Dr.Fischer aus Genf – Graham Greene

  • oder Die Bomben-Party


    Rowohlt, 139 Seiten
    OT:Doctor Fischer of Genevaor The Bomb Party
    Deutsch von Peter Michael und Hans W.Polak


    Kurzbeschreibung:
    Der Genfer Krösus Dr.Fischer bedenkt die Gäste seiner exklusiven Parties für Wohlhabende mit makaberen Scherzen. Doch die habsüchtigen Reichen verschlingen selbst den pappig-kalten Porridge, weil sie als Lohn der Demütigung Platinuhren und Millionenschecks erhalten. Ehe der satanische Gastgeber auf seinem letzten, gewagtesten Fest zum Opfer der eigenen Menschenverachtung wird, erwächst ihm in seinem Schwiegersohn, einem mittellosen Übersetzer von Geschäftsbriefen aus der Schokoladenindustrie, ein idealistischer Gegenspieler. So jedenfalls scheint es...
    Ein mit Spott und Spannung erzähltes Gleichnis von der Gier und der Gottverlassenheit des Menschen.


    Über den Autor:
    Graham Greene, 1904 in Berkhamsted / England geboren, 1991 in Vevey / Schweiz gestorben. Sein Werk umfasst alle Gattungen der Literatur, viele seiner Romane wurden mit großem Erfolg verfilmt.


    Mein Eindruck:
    Graham Greene hat mit „Das Ende einer Affäre“ und „Der stille Amerikaner“ wichtige Romane geschrieben hat. Ebenso bekannt sind Der dritte Mann und Unser Mann in Havanna.
    Diese wurden auch erfolgreich verfilmt. Dr Fischer aus Genf ist ein vergleichsweise kleiner Roman, wurde 1985 als Fernsehfilm aber auch verfilmt. James Mason spielte Dr.Fischer. Dieser Film hatte mich beeindruckt, den Roman, der 1980 geschrieben wurde, wollte ich daher auch lesen.
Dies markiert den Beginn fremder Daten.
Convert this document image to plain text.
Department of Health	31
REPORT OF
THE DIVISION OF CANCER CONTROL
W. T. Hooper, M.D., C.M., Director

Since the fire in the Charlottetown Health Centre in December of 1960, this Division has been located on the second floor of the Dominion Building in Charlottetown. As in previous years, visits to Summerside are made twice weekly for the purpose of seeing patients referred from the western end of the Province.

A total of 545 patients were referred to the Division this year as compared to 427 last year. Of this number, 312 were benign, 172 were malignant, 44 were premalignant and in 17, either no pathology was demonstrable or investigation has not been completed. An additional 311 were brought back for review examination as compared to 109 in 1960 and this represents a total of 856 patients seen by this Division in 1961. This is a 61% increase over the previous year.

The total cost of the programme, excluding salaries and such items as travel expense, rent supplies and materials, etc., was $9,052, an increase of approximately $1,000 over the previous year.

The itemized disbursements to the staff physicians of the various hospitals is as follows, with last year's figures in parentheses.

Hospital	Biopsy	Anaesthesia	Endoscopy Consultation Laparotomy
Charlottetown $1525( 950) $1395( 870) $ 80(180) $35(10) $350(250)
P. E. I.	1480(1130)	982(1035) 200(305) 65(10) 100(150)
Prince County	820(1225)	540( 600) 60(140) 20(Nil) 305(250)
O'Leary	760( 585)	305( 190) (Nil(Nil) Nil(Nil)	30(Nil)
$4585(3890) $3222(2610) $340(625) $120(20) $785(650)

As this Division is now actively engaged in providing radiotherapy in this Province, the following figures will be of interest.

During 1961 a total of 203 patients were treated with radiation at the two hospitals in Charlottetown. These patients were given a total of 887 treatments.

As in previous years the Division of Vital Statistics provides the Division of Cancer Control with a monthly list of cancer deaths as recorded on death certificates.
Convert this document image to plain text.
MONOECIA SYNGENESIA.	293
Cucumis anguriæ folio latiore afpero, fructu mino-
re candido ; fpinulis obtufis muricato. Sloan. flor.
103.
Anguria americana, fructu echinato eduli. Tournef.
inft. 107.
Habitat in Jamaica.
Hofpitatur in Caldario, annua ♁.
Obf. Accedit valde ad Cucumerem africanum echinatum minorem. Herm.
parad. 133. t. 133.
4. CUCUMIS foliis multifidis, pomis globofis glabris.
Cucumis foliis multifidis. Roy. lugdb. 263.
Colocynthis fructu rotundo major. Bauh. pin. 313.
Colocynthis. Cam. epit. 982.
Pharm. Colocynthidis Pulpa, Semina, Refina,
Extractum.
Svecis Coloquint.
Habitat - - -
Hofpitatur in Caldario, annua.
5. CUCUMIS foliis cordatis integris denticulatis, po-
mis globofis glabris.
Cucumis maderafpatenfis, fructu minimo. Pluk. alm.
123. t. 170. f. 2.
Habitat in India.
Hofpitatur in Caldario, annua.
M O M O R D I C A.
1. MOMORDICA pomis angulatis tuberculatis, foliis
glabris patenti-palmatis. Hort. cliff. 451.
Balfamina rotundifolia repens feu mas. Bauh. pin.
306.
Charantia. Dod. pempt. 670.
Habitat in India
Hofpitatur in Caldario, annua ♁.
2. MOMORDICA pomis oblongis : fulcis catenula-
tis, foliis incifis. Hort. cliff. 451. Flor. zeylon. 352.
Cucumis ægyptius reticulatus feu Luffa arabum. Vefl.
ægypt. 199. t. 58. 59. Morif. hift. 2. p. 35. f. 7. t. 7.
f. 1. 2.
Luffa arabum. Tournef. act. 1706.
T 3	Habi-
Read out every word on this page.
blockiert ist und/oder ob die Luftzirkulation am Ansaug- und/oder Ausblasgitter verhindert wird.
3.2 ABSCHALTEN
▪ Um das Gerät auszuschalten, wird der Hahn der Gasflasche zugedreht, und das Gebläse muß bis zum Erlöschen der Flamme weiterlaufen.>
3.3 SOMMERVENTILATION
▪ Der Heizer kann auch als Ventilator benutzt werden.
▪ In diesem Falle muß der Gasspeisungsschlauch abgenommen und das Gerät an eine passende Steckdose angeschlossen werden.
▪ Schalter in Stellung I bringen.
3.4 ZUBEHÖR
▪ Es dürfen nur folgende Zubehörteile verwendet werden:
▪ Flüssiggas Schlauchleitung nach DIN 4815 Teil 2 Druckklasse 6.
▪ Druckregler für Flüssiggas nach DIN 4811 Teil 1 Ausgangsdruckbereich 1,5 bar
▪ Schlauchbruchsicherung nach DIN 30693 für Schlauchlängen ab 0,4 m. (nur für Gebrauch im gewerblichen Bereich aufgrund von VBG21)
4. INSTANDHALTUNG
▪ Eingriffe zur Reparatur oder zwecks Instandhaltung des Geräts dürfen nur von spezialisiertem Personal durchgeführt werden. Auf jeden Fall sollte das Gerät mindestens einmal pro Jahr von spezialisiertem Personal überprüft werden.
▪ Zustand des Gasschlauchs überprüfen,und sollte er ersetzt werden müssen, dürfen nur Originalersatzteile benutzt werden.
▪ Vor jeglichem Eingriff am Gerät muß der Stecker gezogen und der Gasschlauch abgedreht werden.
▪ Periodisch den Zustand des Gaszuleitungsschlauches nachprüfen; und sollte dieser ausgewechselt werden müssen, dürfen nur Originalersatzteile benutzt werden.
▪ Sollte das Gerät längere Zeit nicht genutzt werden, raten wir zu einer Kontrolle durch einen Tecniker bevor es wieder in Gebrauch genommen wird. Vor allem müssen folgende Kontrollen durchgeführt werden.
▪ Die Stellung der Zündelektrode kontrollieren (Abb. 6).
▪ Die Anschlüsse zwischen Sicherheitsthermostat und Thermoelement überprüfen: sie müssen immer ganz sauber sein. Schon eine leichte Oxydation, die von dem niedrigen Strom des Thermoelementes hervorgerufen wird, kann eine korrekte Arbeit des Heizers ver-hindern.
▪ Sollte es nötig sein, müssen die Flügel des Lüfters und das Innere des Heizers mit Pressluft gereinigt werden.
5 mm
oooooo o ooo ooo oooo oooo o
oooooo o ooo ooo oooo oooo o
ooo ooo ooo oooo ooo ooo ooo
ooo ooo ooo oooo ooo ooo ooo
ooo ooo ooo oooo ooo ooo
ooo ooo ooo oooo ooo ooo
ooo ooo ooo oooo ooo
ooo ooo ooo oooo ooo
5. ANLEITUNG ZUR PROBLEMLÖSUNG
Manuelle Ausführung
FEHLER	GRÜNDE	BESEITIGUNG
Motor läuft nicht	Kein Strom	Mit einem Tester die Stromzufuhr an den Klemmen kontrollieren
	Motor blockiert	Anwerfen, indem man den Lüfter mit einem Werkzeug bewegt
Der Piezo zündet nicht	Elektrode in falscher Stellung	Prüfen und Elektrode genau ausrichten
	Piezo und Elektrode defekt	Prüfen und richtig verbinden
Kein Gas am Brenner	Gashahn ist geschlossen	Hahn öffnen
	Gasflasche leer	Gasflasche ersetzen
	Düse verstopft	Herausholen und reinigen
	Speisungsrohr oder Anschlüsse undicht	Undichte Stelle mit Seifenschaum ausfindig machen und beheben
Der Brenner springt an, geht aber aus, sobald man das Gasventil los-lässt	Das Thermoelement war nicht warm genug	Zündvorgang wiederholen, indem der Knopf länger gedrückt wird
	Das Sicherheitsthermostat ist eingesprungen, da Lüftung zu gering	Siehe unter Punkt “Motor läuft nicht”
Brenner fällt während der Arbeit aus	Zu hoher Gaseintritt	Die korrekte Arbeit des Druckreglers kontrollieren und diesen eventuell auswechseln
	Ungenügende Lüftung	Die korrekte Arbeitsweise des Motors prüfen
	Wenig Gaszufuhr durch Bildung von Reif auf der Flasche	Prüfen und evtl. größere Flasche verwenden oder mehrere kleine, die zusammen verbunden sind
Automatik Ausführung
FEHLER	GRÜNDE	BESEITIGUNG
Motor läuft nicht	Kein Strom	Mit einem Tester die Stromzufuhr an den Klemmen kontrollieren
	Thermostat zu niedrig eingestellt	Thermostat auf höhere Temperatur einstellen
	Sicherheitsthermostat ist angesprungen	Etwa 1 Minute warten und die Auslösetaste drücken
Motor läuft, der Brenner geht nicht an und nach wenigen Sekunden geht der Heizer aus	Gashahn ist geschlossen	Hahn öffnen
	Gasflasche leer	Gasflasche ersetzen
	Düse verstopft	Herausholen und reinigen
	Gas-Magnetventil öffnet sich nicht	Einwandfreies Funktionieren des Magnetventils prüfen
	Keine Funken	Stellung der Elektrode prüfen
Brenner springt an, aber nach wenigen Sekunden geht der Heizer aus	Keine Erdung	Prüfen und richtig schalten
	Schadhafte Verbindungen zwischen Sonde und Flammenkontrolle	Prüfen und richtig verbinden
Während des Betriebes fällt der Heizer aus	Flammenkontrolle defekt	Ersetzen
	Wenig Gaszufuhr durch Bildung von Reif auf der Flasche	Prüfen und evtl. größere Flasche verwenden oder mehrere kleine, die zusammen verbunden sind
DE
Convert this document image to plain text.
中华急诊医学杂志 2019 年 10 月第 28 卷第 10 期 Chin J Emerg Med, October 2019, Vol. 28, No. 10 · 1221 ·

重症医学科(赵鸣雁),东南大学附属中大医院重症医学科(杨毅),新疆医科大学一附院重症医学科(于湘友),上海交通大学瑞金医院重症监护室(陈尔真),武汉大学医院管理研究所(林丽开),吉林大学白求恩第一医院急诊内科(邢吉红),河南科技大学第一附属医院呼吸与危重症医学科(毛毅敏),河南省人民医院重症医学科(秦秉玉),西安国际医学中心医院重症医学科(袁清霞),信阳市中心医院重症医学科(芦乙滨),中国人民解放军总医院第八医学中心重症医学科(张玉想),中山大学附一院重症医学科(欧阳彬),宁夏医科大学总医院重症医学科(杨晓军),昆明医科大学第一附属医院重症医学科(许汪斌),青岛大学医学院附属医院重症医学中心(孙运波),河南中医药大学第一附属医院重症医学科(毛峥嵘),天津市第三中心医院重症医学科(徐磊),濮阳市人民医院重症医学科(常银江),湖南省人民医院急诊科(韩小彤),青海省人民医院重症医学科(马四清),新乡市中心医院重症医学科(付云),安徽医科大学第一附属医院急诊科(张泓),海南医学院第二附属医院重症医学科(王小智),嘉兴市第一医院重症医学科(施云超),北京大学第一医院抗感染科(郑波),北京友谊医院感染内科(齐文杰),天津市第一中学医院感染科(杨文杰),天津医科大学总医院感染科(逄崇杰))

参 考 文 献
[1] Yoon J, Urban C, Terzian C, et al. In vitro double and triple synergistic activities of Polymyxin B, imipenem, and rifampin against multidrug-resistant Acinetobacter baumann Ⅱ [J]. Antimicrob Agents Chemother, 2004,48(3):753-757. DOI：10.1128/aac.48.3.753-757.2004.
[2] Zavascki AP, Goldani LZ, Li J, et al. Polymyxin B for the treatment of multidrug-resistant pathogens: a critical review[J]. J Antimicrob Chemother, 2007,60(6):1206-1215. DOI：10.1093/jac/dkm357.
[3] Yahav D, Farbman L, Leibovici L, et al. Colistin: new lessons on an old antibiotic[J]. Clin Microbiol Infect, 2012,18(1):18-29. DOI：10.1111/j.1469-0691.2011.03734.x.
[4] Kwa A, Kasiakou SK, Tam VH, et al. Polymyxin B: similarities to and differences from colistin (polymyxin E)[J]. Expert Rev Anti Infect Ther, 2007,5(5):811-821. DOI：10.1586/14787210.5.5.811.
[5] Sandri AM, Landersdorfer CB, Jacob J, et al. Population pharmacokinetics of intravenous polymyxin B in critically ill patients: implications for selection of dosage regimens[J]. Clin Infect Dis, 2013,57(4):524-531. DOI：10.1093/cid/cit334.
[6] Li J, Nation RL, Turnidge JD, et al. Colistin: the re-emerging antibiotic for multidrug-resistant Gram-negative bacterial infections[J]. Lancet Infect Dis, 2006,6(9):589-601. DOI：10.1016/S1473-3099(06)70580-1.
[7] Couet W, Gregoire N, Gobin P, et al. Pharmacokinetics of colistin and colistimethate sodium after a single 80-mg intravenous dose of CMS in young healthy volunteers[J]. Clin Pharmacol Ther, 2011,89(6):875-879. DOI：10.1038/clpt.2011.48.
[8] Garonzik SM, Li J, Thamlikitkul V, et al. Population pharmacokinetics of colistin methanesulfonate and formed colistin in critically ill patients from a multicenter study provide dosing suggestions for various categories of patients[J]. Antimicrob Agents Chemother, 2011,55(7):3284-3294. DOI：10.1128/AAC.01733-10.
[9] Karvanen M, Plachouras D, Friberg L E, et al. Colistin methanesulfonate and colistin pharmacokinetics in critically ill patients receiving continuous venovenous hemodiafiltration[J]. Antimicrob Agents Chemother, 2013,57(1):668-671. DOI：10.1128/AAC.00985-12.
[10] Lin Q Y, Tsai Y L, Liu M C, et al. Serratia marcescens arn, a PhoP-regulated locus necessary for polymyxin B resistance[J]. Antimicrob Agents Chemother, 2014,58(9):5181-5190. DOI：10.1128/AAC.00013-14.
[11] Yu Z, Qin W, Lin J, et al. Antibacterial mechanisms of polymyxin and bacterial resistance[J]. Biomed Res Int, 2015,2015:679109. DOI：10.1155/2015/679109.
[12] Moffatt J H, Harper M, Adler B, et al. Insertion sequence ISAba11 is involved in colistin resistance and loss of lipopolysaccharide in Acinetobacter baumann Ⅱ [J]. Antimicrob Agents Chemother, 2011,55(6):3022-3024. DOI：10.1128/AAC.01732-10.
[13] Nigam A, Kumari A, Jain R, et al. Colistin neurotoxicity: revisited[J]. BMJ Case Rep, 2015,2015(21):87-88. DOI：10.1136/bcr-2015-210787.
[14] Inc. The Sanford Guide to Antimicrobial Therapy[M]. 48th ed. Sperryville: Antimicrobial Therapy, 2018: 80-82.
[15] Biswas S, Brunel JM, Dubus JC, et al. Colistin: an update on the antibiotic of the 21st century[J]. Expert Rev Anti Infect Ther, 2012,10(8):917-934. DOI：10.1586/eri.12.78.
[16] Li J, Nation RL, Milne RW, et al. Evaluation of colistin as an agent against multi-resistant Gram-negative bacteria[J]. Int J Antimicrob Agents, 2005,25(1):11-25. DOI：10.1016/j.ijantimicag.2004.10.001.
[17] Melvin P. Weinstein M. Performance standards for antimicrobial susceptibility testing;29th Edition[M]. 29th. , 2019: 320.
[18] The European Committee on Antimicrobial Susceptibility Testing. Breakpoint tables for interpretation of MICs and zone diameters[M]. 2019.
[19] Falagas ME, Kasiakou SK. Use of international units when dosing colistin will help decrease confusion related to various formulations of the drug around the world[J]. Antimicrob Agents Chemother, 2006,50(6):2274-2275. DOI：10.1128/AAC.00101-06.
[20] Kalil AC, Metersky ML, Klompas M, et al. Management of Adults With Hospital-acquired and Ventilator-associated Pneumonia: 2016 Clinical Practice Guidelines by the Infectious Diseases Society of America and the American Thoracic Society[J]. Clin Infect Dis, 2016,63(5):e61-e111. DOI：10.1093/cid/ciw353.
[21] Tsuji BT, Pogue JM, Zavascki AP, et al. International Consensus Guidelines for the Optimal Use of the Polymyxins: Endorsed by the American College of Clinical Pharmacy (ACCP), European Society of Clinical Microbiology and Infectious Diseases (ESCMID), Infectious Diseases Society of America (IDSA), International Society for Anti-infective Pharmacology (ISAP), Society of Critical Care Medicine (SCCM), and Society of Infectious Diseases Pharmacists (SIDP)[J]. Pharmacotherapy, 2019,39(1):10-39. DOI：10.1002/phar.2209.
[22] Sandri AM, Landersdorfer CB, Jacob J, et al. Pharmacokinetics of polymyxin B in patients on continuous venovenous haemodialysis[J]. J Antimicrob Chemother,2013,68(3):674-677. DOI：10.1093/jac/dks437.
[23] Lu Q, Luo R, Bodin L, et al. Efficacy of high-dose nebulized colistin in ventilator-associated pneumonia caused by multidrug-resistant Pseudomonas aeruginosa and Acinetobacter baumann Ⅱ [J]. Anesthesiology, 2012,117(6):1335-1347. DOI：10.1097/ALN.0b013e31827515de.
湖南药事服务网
Man kann ihn als Spätwerk von Graham Greene betrachten. Roman und Film sind sich sehr ähnlich.


    Das besondere ist, dass Graham Greene mit diesem Dr.Fischer eine wirklich negative Figur erschaffen hat, der dennoch nicht unrealistisch wirkt.
    Reich geworden durch die Erfindung einer Zahnpasta, die er selber nicht benutzt, hat sich Dr.Fischer zurückgezogen und feiert regelmäßig aufwendige Partys mit seinen reichen Freunden.
    Diese Freunde demütigt er aber regelmäßig bei den protzigen Partys, die lassen sich das gefallen, weil sie durch kostspielige Geschenke entschädigt werden. Nicht zu Unrecht werden sie als Kriechtiere (in Abwandlung zu Kriecher).
    D.Fischer ist ein Zyniker und ein Ekelpaket. Mehr noch verurteilt Graham Greene aber die Opportunisten.


    Die Erzählperspektive nimmt Fischers Schwiegersohn Alfred Jones ein, der ein klar beobachtender Mann ist. Er liebt seine Frau. Als diese tödlich verunglückt kommt es auf der letzten Dinnerparty zur Konfrontation zwischen ihm und Fischer, und damit zwischen zwei Weltanschauungen.


    Für mich funktioniert das Buch auf 2 Ebenen. Einmal aus der melancholischen Erzählweise und dann aus dem psychologischen Ansatz, der zwar in einfachen Belletristikansprüchen gefangen bleibt, aber deswegen grundsätzlich nicht falsch ist. Die Sachlage ist zwar überspitzt dargestellt, portraitiert in Ansätzen aber so manche gesellschaftliche Situation von Machtbesessenheit, Weltverachtung, Opportunismus, Abhängigkeiten und Hass.
    Greene schreibt auch nicht einseitig. In der Mitte des Buches diskutiert er, ob Dr.Fischer immer schon gefühlskalt war oder ob er erst allmählich verbitterte. Waren Dr.Fischers Tränen beim Begräbnis seiner Frau echt oder vom Heuschnupfen? Letztlich bleibt das aber offen.


    Dass der Roman einen altmodischen Touch besitzt, hat mich nicht gestört.
    Zu den vielen Themen des Buches gehören auch Hass und Vergebung und die Frage nach der Existenz der Seele.